No need to delete the session: The test runner manages both creating and ending the sessions, so we don’t manually have to do this.

Those are all the things that have been removed, but there are a couple new bits added as well.

There are these describe and it function calls. They are part of the Mocha framework, and help organize our tests into individual test cases. This is helpful for overall readability, plus we can use them to run or exclude certain cases from our test runs.

describe is used to group sets of tests by the feature they are testing.
it defines a specific test to run.

There are usually multiple it functions nested inside each describe, and sometimes describe functions are nested inside each other for a better defined test hierarchy.

As you can see in our file, describe is called as a function, passing in two parameters.

Code snippet

describe ('name of test section', function () { });

The first parameter is a name for the feature we are testing, in this case 'name of test section'. The second half of our describe call is a function which contains all of the code we want to associate with this feature.

Inside this function we’ll be adding the it call. Similar to describe, it is a function call that takes two parameters:

Code snippet

it('name of individual test', function () { });

The first parameter is the name we give our test, in this case 'name of individual test'. I like to begin my test case names with should, so that it reads it('should do whatever'...
The second parameter is a function which contains our browser commands and assertions.

To bring it all together, here’s an example test file with just the structure in place:

Code snippet

describe('Login Page', function () {	it('should allow you to log in using valid credentials', function () {		// valid login code here	});	it('should not allow you to log in using invalid credentials', function () {		// invalid login code here	});});

1.2.7 Command Line Options (and Logging)

Now that we’ve gotten comfortable with the Test Runner, let’s dig into some advanced usage of the tool.

From the start, there are several command line overrides you can use to customize your tests runs on a case-by-case basis.

To get a full listing of all options, pass in the help option when running npx wdio:

Code snippet

npx wdio --help

It will output the various settings you can update from the command line.

Terminal Output from `npx wdio --help` command

There are plenty of settings to configure, but most you won’t use. There are a few common settings you’ll tinker with on a regular basis though. Let’s take a look at them.

Config File

If you look at the first example near the bottom, it shows:

Code snippet

wdio run wdio.conf.js --suite foobar Run suite on testsuite "foobar"

There are three parts: First, the wdio run command (note npx wdio and npx wdio run do the same thing, as wdio calls run by default).
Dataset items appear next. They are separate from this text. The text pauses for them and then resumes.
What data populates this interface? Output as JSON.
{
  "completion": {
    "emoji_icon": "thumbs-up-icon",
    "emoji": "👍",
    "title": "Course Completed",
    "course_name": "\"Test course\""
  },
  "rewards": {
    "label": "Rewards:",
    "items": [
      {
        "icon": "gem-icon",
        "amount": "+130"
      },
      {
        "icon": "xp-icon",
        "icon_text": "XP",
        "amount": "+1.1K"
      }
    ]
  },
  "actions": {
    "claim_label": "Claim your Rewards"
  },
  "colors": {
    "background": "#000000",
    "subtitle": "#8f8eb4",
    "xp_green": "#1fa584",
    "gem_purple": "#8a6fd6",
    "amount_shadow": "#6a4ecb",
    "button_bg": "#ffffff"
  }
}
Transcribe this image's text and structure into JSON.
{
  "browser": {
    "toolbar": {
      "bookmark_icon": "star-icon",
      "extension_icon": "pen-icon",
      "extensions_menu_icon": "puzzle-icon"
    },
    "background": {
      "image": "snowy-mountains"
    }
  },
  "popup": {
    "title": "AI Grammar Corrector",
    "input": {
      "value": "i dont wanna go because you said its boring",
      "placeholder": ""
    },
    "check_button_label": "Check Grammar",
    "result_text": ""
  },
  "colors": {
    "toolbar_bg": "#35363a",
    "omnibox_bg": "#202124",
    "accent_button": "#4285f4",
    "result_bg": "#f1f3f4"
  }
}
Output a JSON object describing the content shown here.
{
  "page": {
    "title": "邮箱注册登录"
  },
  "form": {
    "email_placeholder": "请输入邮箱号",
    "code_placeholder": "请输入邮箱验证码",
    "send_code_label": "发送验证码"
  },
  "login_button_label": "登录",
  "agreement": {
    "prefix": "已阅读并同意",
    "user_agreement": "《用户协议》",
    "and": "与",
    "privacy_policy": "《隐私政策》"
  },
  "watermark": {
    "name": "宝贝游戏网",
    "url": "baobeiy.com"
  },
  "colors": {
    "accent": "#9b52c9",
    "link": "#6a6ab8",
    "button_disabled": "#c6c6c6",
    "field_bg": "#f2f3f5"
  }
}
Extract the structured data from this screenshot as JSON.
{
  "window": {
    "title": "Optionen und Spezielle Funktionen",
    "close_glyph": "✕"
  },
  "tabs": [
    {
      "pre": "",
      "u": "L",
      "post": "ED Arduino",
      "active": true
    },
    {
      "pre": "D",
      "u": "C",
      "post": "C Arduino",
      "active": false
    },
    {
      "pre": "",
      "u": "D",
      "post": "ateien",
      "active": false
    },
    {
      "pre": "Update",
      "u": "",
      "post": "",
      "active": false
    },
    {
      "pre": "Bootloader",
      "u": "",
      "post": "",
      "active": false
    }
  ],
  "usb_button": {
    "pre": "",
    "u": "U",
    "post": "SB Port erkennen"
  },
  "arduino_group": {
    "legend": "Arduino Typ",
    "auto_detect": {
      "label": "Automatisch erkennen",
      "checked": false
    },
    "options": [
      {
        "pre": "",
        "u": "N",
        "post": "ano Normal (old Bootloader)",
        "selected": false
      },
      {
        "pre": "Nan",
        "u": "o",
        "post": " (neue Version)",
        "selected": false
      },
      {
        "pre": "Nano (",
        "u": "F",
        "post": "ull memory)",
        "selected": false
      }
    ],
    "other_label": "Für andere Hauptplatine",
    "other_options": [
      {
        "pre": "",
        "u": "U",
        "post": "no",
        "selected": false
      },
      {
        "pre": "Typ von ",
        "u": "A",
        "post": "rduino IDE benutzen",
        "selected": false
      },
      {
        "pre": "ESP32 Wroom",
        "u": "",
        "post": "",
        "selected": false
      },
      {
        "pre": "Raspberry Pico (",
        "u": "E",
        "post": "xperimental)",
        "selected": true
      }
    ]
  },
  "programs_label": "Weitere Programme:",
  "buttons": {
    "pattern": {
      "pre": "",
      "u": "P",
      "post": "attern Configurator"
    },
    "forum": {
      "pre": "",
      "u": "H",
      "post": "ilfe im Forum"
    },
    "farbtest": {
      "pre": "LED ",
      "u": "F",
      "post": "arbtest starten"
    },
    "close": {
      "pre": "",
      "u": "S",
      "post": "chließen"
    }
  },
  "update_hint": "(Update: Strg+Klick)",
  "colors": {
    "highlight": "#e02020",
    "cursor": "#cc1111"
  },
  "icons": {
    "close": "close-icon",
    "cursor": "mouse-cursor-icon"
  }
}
Then, a path to a configuration file (i.e., wdio.conf.js, we’ll talk about this in just a second).

Finally, an option to set the suite to foobar. We can provide many options here, and we’ll get to that soon.

Back to the configuration file. By default, WebdriverIO will use the wdio.conf.js file (assuming you have one). If you want to have a different configuration file with different settings, this is how you can get WebdriverIO to use it.

Say I create a second configuration file called wdio.alternative.conf.js. I can use that file by running:

Code snippet

npx wdio wdio.alternative.conf.js

Now WebdriverIO will use that instead of wdio.conf.js.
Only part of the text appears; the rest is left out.